While implementing your "I can not come up with a reason ..." suggestion, I realized, the 'clean' command also needs DeviceInfo to exclude unmounted devices.

bruns added inline comments.Apr 9 2018, 7:14 PM
src/engine/fsutils.cpp
111 ↗(On Diff #29827)

Which is good, as the device id is completely bogus, and changes dependent on mount order.

Also the inode is not generally stable for at least smb, as not every server supports inodes exported from the server, and can not when several server filesystems are exported as a single share.

baloo on network shares will likely never work.

michaelh updated this revision to Diff 31773.Apr 9 2018, 8:52 PM
  • Optimize device list creation
michaelh added inline comments.Apr 9 2018, 9:16 PM
src/engine/databasesanitizer.cpp
166 ↗(On Diff #29827)

Will try to use QStorageInfo

bruns added inline comments.Apr 10 2018, 2:47 AM
src/engine/databasesanitizer.cpp
164 ↗(On Diff #29827)

instead of checking and filling it in here, just iterate over usedDevices after you have finished iterating over infos.

michaelh updated this revision to Diff 31791.Apr 10 2018, 9:07 AM
  • Optimize device listing even more
michaelh updated this revision to Diff 31972.Apr 12 2018, 2:17 PM
  • (Prematurely) rebased on origin/master From now on -DBUILD_EXPERIMENTAL=on is needed to build
  • Remove unnecessary includes
bruns added a subscriber: ngraham.Apr 12 2018, 5:47 PM

Looks good to me so far. If there are any issues, we can fix it up later IMHO.
@ngraham as you reviewed other parts of the stack, can you do this one as well and accept?

src/engine/databasesanitizer.cpp
259 ↗(On Diff #29827)

Hm how about device:2052 [0:804] or device:2052 [0000:0804]?

I'm afraid you guys' code writing abilities have far surpassed my code review abilities at this point!

Arrgh these deviceIds!
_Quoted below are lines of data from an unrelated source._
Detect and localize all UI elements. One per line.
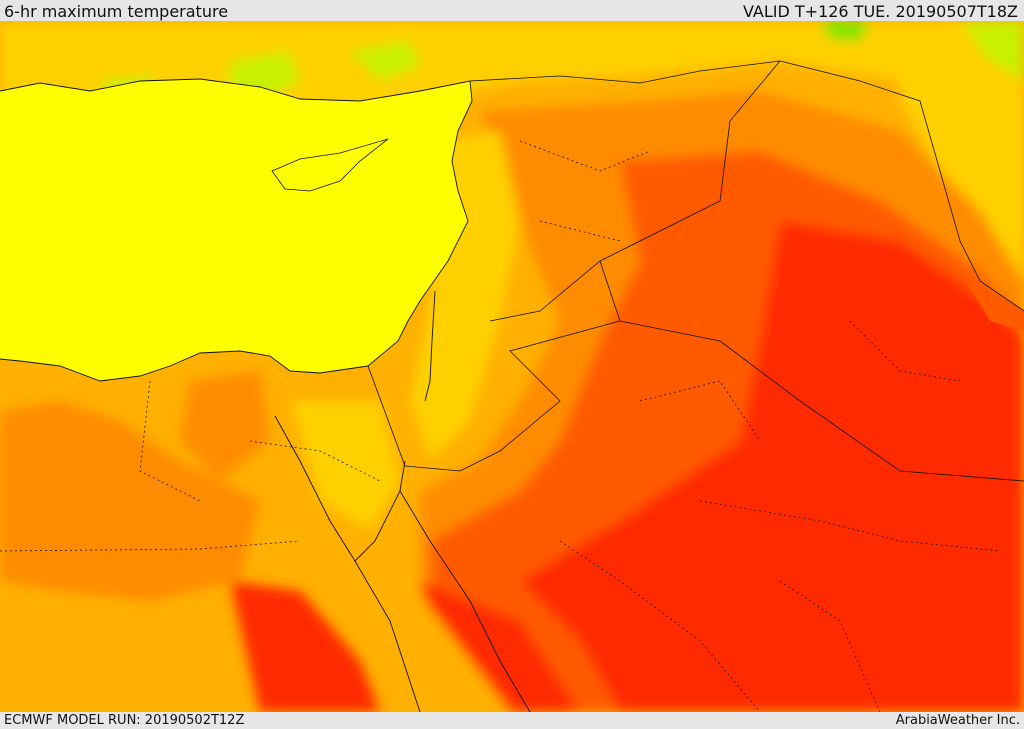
model-run: ECMWF MODEL RUN: 20190502T12Z xyxy=(4,713,245,728)
sea-persian-gulf xyxy=(960,271,1024,331)
band-red-core xyxy=(520,221,1024,712)
coastlines xyxy=(0,78,531,712)
temperature-map xyxy=(0,21,1024,712)
credit: ArabiaWeather Inc. xyxy=(895,713,1020,728)
map-footer: ECMWF MODEL RUN: 20190502T12Z ArabiaWeat… xyxy=(0,712,1024,729)
band-green-2 xyxy=(350,41,420,81)
cyprus xyxy=(271,138,389,192)
band-green-4 xyxy=(820,21,870,41)
band-east-lightgreen xyxy=(960,21,1024,81)
province-borders xyxy=(0,140,1001,712)
band-egypt-orange xyxy=(0,401,260,601)
band-sinai-yellow xyxy=(290,401,400,531)
band-redsea xyxy=(330,531,510,712)
valid-time: VALID T+126 TUE. 20190507T18Z xyxy=(742,2,1018,21)
band-east-yellow xyxy=(900,21,1024,291)
map-header: 6-hr maximum temperature VALID T+126 TUE… xyxy=(0,0,1024,21)
country-borders xyxy=(367,60,1024,482)
band-red-west xyxy=(230,581,380,712)
band-egypt-orange-2 xyxy=(180,371,270,481)
map-title: 6-hr maximum temperature xyxy=(4,2,229,21)
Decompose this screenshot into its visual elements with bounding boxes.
Just realized this:
When logged in as root on tty1

$ baloodb devices 
Listing database contents...
+ device:43 indexed-items:3658 fstype:tmpfs fsname:tmpfs mount:/run/user/0
+ device:2049 indexed-items:2 fstype:ext4 fsname:/dev/sda1 mount:/

After logging out from tty1 and re-mounting smb share:

$ baloodb devices 
Listing database contents...
+ device:43 indexed-items:3658 fstype:cifs fsname://circulans/VideoPartition mount:/media/circulans/videopart
+ device:2049 indexed-items:2 fstype:ext4 fsname:/dev/sda1 mount:/

Btw, dolphin also gets a little confused by this, showing the mounted share as unmounted in Places

src/engine/databasesanitizer.cpp
259 ↗(On Diff #29827)

That somehow sneaked back in. Your suggestion is good. I'll use it.

bruns accepted this revision.Apr 12 2018, 7:06 PM

Yes, thats exactly what I meant - device ids are not stable ...
But anyway, thats unrelated to this revision.

This revision is now accepted and ready to land.Apr 12 2018, 7:06 PM
michaelh updated this revision to Diff 31996.Apr 12 2018, 7:19 PM
  • Consider tmpfs as not mounted
  • Bring back major/minor print out
michaelh added inline comments.Apr 12 2018, 7:21 PM
src/engine/experimental/databasesanitizer.cpp
143 ↗(On Diff #31996)

Better safe than sorry here. Otherwise all items of share might be removed with baloodb clean.

michaelh added inline comments.Apr 12 2018, 7:33 PM
src/engine/experimental/databasesanitizer.cpp
144 ↗(On Diff #31996)

Will be removed downstream

This revision was automatically updated to reflect the committed changes.
This comment was removed by michaelh.
bruns added inline comments.Apr 13 2018, 2:01 AM
src/engine/experimental/databasesanitizer.cpp
135 ↗(On Diff #32016)

Completely overlooked this one - should have used QStorageInfo::mountedVolumes() here instead.
http://doc.qt.io/qt-5/qstorageinfo.html#mountedVolumes